A new study by the Stanford Criminal Justice Center looks at the effect of video technology and virtual interactions on criminal proceedings during the pandemic—and the feedback from defense lawyers was grim.
Laura Bixby, JD ’14, a special litigation staff attorney in the Orleans Public Defenders Office in New Orleans until January, saw the effects of the pandemic firsthand.
“COVID-19 made it almost impossible to do my job and to help my clients,” says Bixby.
The report, due out in July, stems from the fall 2020 and winter 2021 policy practicum COVID-19 and the Effect of Video Technology on Indigent Defense Services, co-taught by Robert Weisberg, JD ’79, Edwin E. Huddleson, Jr. Professor of Law and faculty co-director of the center, and Debbie Mukamal, its executive director. Seven law students participated in the practicum’s research, which included both qualitative interviews with close to 60 judges, prosecutors, defense attorneys, and court administrators in three jurisdictions (Miami-Dade County, Milwaukee County, and the Northeast Judicial District of North Dakota) and a quantitative analysis of a national survey completed by over 200 defense attorneys. The SLS team partnered with the National Association of Criminal Defense Lawyers to recruit participants for the study.
According to Mukamal, the research is the most comprehensive of its kind published to date. “This is a new world that changed overnight because of COVID, and we’re studying it in real time,” she says. “We believe our study has significant implications for a post-pandemic world where virtual technology will likely remain in some form. We hope our findings inform the development of policies related to virtual court.”
Some 78 percent of the defense attorneys surveyed agreed that the shift to virtual proceedings compromised access to justice, with a majority saying the attorney-client relationship, including client communications, was negatively affected. The virtual proceedings dehumanized clients, the attorneys consistently reported, and decreased clients’ trust in the criminal justice system. Many said virtual proceedings eliminated productive hallway conversations between defense attorneys, prosecutors, and other court actors.

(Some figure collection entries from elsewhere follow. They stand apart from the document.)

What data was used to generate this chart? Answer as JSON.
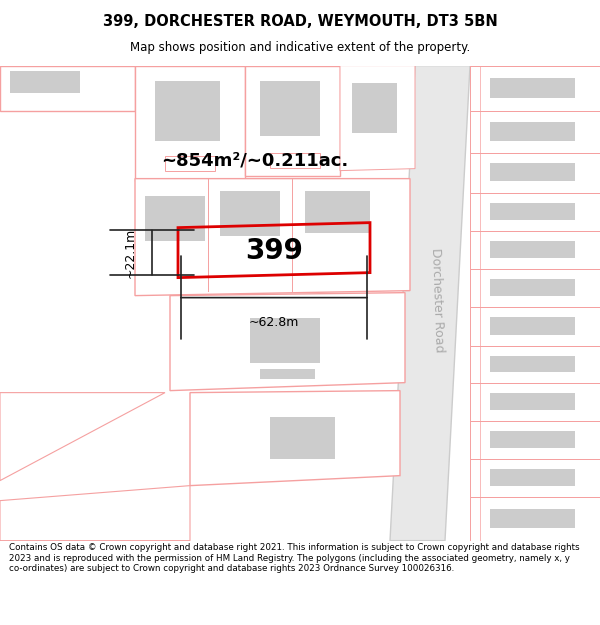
{
  "title_line1": "399, DORCHESTER ROAD, WEYMOUTH, DT3 5BN",
  "title_line2": "Map shows position and indicative extent of the property.",
  "footer_text": "Contains OS data © Crown copyright and database right 2021. This information is subject to Crown copyright and database rights 2023 and is reproduced with the permission of HM Land Registry. The polygons (including the associated geometry, namely x, y co-ordinates) are subject to Crown copyright and database rights 2023 Ordnance Survey 100026316.",
  "area_label": "~854m²/~0.211ac.",
  "property_number": "399",
  "width_label": "~62.8m",
  "height_label": "~22.1m",
  "road_label": "Dorchester Road",
  "bg_color": "#ffffff",
  "pink": "#f5a0a0",
  "pink_fill": "#ffffff",
  "red": "#dd0000",
  "grey": "#cccccc",
  "grey_dark": "#b0b0b0",
  "road_fill": "#e8e8e8",
  "road_edge": "#cccccc",
  "dim_color": "#222222"
}
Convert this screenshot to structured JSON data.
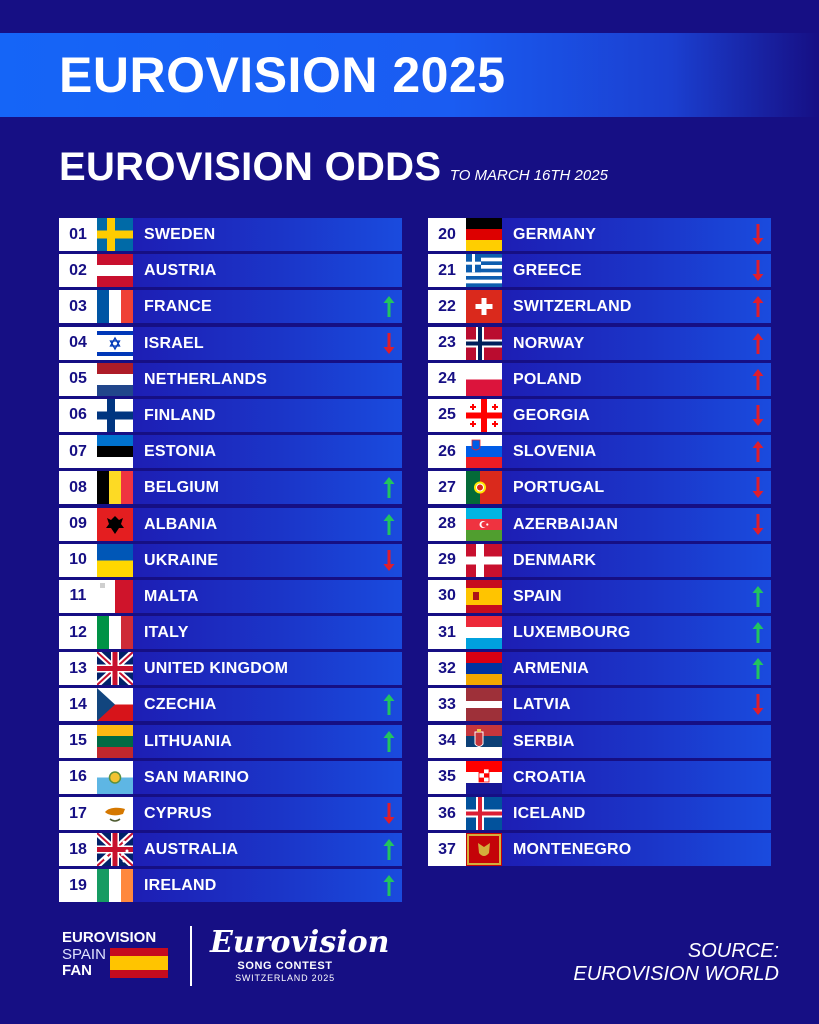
{
  "banner_title": "EUROVISION 2025",
  "heading": {
    "main": "EUROVISION ODDS",
    "sub": "TO MARCH 16TH 2025"
  },
  "colors": {
    "background": "#160f84",
    "banner": "#1565f7",
    "up": "#22c55e",
    "down": "#e11d2b"
  },
  "rows": [
    {
      "rank": "01",
      "country": "SWEDEN",
      "flag": "se",
      "trend": "none"
    },
    {
      "rank": "02",
      "country": "AUSTRIA",
      "flag": "at",
      "trend": "none"
    },
    {
      "rank": "03",
      "country": "FRANCE",
      "flag": "fr",
      "trend": "up"
    },
    {
      "rank": "04",
      "country": "ISRAEL",
      "flag": "il",
      "trend": "down"
    },
    {
      "rank": "05",
      "country": "NETHERLANDS",
      "flag": "nl",
      "trend": "none"
    },
    {
      "rank": "06",
      "country": "FINLAND",
      "flag": "fi",
      "trend": "none"
    },
    {
      "rank": "07",
      "country": "ESTONIA",
      "flag": "ee",
      "trend": "none"
    },
    {
      "rank": "08",
      "country": "BELGIUM",
      "flag": "be",
      "trend": "up"
    },
    {
      "rank": "09",
      "country": "ALBANIA",
      "flag": "al",
      "trend": "up"
    },
    {
      "rank": "10",
      "country": "UKRAINE",
      "flag": "ua",
      "trend": "down"
    },
    {
      "rank": "11",
      "country": "MALTA",
      "flag": "mt",
      "trend": "none"
    },
    {
      "rank": "12",
      "country": "ITALY",
      "flag": "it",
      "trend": "none"
    },
    {
      "rank": "13",
      "country": "UNITED KINGDOM",
      "flag": "gb",
      "trend": "none"
    },
    {
      "rank": "14",
      "country": "CZECHIA",
      "flag": "cz",
      "trend": "up"
    },
    {
      "rank": "15",
      "country": "LITHUANIA",
      "flag": "lt",
      "trend": "up"
    },
    {
      "rank": "16",
      "country": "SAN MARINO",
      "flag": "sm",
      "trend": "none"
    },
    {
      "rank": "17",
      "country": "CYPRUS",
      "flag": "cy",
      "trend": "down"
    },
    {
      "rank": "18",
      "country": "AUSTRALIA",
      "flag": "au",
      "trend": "up"
    },
    {
      "rank": "19",
      "country": "IRELAND",
      "flag": "ie",
      "trend": "up"
    },
    {
      "rank": "20",
      "country": "GERMANY",
      "flag": "de",
      "trend": "down"
    },
    {
      "rank": "21",
      "country": "GREECE",
      "flag": "gr",
      "trend": "down"
    },
    {
      "rank": "22",
      "country": "SWITZERLAND",
      "flag": "ch",
      "trend": "up_red"
    },
    {
      "rank": "23",
      "country": "NORWAY",
      "flag": "no",
      "trend": "up_red"
    },
    {
      "rank": "24",
      "country": "POLAND",
      "flag": "pl",
      "trend": "up_red"
    },
    {
      "rank": "25",
      "country": "GEORGIA",
      "flag": "ge",
      "trend": "down"
    },
    {
      "rank": "26",
      "country": "SLOVENIA",
      "flag": "si",
      "trend": "up_red"
    },
    {
      "rank": "27",
      "country": "PORTUGAL",
      "flag": "pt",
      "trend": "down"
    },
    {
      "rank": "28",
      "country": "AZERBAIJAN",
      "flag": "az",
      "trend": "down"
    },
    {
      "rank": "29",
      "country": "DENMARK",
      "flag": "dk",
      "trend": "none"
    },
    {
      "rank": "30",
      "country": "SPAIN",
      "flag": "es",
      "trend": "up"
    },
    {
      "rank": "31",
      "country": "LUXEMBOURG",
      "flag": "lu",
      "trend": "up"
    },
    {
      "rank": "32",
      "country": "ARMENIA",
      "flag": "am",
      "trend": "up"
    },
    {
      "rank": "33",
      "country": "LATVIA",
      "flag": "lv",
      "trend": "down"
    },
    {
      "rank": "34",
      "country": "SERBIA",
      "flag": "rs",
      "trend": "none"
    },
    {
      "rank": "35",
      "country": "CROATIA",
      "flag": "hr",
      "trend": "none"
    },
    {
      "rank": "36",
      "country": "ICELAND",
      "flag": "is",
      "trend": "none"
    },
    {
      "rank": "37",
      "country": "MONTENEGRO",
      "flag": "me",
      "trend": "none"
    }
  ],
  "footer": {
    "fan_logo": {
      "line1": "EUROVISION",
      "line2": "SPAIN",
      "line3": "FAN"
    },
    "ev_logo": {
      "script": "Eurovision",
      "line1": "SONG CONTEST",
      "line2": "SWITZERLAND 2025"
    },
    "source_line1": "SOURCE:",
    "source_line2": "EUROVISION WORLD"
  }
}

A major takeaway of the study was that trials and important hearings should not be conducted virtually. “The physical cues and emotional richness of in-person communication are reportedly diminished over virtual platforms, and interviewees were generally not willing to accept that loss in something as important as a trial or witness examination,” said Taylor Benninger, JD ’21, one of the law students who worked on the study. “On the flip side, many interviewees agreed that minor, nonsubstantive hearings could use virtual platforms in the future,” reflecting efficiency benefits such as savings in time and money for working-class defendants or those with children.